The hay baler was a 1910 Dain, powered by another team of horses. The horses went round and round in one place, which powered a long, spring-loaded shaft, which powered the plunger for pressing the hay. Even today, ruts can be seen in Holt County were the horses went round and round in one place, even though by about 1940, balers began to be powered by tractors instead of horses. The newer balers were belt driven, which made them more portable.
The rig at Hay Days sat on four wagon wheels, and every time they put it down, they have to pull the wheels off. When I first saw it, the wheels were on it, and I couldn’t figure out how it worked.

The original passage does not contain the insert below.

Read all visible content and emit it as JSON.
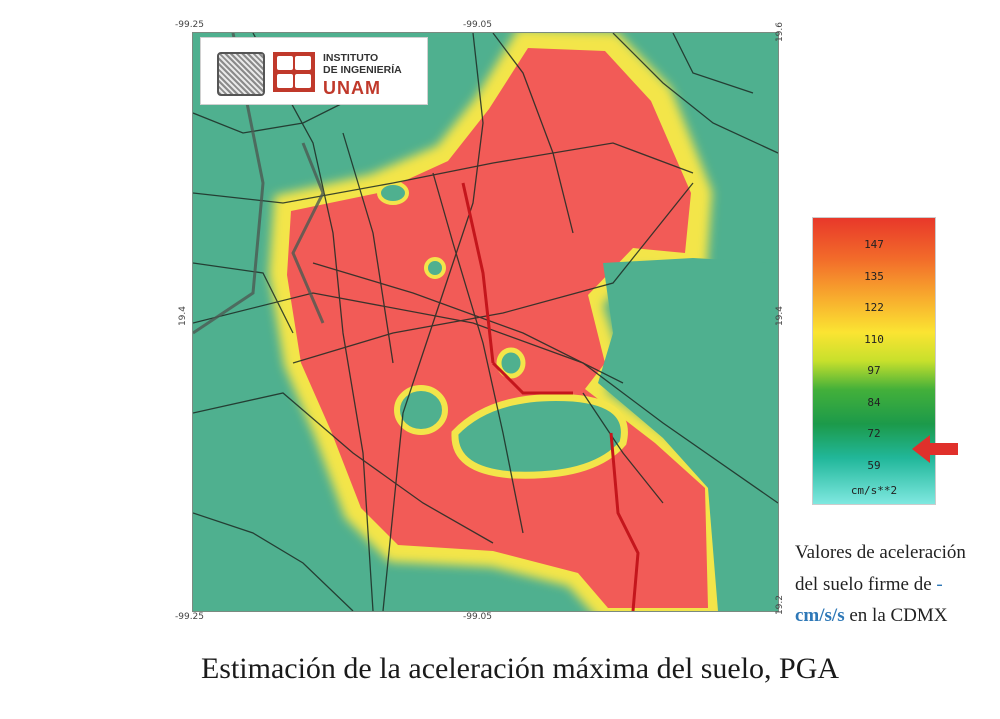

The old way of stacking small, square bales may be ending, just like threshing and corn shelling did. I think some people should show the old ways to our younger people before it’s all gone.
-James Wagner, 52341 875th Road, Winnetoon, NE 68789
I want to identify an implement that I discovered in my lawn, buried up to the axles in dirt. It had been there quite a long time, and when I found it, I not only had to cut a bunch of brush away from it, I also had to kill a Copperhead snake in excess of 3 feet to get to it. I got it out of the ground with the help of my four-wheel drive Toyota pickup by pulling it with chains. I have seen one other implement like this on a Web site, but the implement was listed as a hay mower. I wrote to the person on the Web site, but apparently he did not know what it was but knew that it had ‘blades’ on it at one time. Once I told him what I had found, he changed his Web site to reflect that the implement was a corn stalk cutter and had a price of $1,500.
Can anyone tell me what I have found and any other information about it?